There’s a lot of information about those three programs—POWER Initiative, Reclaim Act, AML pilot program—online. If you’re in the Appalachian Region, the Appalachian Regional Commission has quite a bit of information on their website about the POWER Initiative and the funding that comes through that program, and the types of projects that have been funded through that program previously. I would start there. Also, if you dig around on our website, appalachianlawcenter.org, you can find links to other resources where you could learn about those programs.
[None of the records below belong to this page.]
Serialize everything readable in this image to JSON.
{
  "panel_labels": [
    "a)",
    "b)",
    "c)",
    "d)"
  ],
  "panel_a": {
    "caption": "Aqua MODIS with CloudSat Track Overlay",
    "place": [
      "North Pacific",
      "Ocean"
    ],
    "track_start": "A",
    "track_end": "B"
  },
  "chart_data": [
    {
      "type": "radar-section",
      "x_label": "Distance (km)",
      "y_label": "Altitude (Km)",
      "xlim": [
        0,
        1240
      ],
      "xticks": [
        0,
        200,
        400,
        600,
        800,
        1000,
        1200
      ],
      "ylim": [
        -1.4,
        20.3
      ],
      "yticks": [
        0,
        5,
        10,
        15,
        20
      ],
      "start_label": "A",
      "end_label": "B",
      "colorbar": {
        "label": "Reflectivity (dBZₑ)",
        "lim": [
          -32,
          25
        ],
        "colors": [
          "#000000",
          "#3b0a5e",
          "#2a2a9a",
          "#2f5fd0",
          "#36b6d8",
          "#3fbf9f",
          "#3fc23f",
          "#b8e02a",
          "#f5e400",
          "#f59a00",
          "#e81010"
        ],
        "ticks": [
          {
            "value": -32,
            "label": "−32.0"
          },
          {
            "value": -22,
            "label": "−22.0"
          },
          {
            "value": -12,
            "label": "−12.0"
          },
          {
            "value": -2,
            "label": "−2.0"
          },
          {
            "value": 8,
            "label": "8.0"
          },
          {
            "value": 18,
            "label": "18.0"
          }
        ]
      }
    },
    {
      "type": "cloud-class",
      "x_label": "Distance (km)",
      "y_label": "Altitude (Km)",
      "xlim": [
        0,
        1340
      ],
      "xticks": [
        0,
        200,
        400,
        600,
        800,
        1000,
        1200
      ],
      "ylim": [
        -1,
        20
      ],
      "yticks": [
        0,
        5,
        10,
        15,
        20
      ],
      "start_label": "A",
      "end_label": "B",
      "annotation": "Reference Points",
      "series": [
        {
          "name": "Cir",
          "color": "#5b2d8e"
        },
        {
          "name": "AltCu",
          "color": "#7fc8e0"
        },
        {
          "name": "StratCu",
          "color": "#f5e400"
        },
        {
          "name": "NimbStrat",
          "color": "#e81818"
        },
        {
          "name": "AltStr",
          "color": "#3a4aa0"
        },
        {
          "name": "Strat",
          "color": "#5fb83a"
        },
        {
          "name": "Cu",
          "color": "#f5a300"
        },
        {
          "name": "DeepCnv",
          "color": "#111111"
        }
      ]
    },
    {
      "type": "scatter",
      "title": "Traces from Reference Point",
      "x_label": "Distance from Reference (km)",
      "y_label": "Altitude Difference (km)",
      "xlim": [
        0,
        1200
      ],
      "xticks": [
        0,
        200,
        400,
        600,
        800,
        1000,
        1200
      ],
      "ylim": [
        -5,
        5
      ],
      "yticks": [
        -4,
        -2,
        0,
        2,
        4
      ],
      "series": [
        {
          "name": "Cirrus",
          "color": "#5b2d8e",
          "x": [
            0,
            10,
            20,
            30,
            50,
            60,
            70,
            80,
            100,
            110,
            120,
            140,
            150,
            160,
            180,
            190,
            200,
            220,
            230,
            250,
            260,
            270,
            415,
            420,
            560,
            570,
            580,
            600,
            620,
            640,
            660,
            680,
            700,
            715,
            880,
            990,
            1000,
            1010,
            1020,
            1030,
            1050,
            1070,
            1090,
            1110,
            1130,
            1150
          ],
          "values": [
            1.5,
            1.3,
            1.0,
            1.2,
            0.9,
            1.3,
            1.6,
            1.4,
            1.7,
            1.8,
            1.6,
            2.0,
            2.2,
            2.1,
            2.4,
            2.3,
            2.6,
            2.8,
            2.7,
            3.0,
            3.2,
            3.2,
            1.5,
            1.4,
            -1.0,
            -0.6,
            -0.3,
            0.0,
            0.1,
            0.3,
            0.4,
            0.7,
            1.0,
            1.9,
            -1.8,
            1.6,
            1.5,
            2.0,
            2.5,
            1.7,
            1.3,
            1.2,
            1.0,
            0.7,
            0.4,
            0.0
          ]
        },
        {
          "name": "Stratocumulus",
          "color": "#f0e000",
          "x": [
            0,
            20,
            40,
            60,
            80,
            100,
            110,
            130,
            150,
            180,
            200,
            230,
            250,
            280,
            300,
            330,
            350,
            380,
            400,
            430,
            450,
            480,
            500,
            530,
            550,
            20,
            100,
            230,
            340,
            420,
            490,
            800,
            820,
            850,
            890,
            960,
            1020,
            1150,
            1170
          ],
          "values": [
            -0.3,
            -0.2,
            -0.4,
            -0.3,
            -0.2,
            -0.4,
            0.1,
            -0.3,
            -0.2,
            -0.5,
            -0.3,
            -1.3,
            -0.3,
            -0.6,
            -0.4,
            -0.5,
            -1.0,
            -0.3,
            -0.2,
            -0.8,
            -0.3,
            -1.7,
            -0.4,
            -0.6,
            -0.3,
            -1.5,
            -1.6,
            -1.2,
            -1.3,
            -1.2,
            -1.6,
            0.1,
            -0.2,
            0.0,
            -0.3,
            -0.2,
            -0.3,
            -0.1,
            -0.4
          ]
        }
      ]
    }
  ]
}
What do you wish that small town mayors and town managers knew that they don’t know?
One of the things that we’ve been talking about already in this conversation is that there’s actually, just in the past 2-3 years, been a lot of federal investment. Not as much as we need to make the full transition that we need to to have the robust healthy economy in Appalachia that we want and we need. There’s still work to be done for sure, but there’s been a sizeable investment from the federal level to agencies like the Appalachian Regional Commission, Economic Development Administration, the Abandoned Mine Land agencies in your state. I think it would be good to have a greater public awareness of those funding opportunities so that we really continue to have and push forward a public conversation about how to make those investments in the smartest way we can. Not only as towns, but as a region as well.

So, there may be money out there that town leaders don’t know about?
Yes, the POWER Initiative in particular. You need local governments involved with any of these programs, because if you’re going to do development, you need to have a plan and you need, town managers or your mayor really involved in that strategic planning process locally. It needs to be a participatory process that involves citizens. These programs are definitely programs that local governments can get resources through for projects for their town or their city or locality.

Have you found the local governments easy to work with or hard to work with?
We’ve actually seen a number of local elected officials step up for the programs that we’ve been advocating for in Eastern Kentucky. There was a wave of local governments that passed resolutions in 2015 at their local municipality level saying, “We have a lot of local assets. We believe in a future here, we want to provide for our citizens, and as citizens, we want to build a community that we want to see. We need to make investments, we need investments from the federal level. We also need to clean up the liabilities, the abandoned mines that we have in our communities, that’s important.” There were about a dozen communities that did this in Eastern Kentucky, and there were about a dozen more across surrounding states, in West Virginia and Virginia and Tennessee.

It varies with the locality for sure. Some mayors have more vision than others and some are willing to involve citizens more than others, I think those things are really important that we should always be pushing our local elected officials to do. But I’ve found that politicians at the local level are more willing and interested to have conversations about the future of their locality then politicians at higher levels.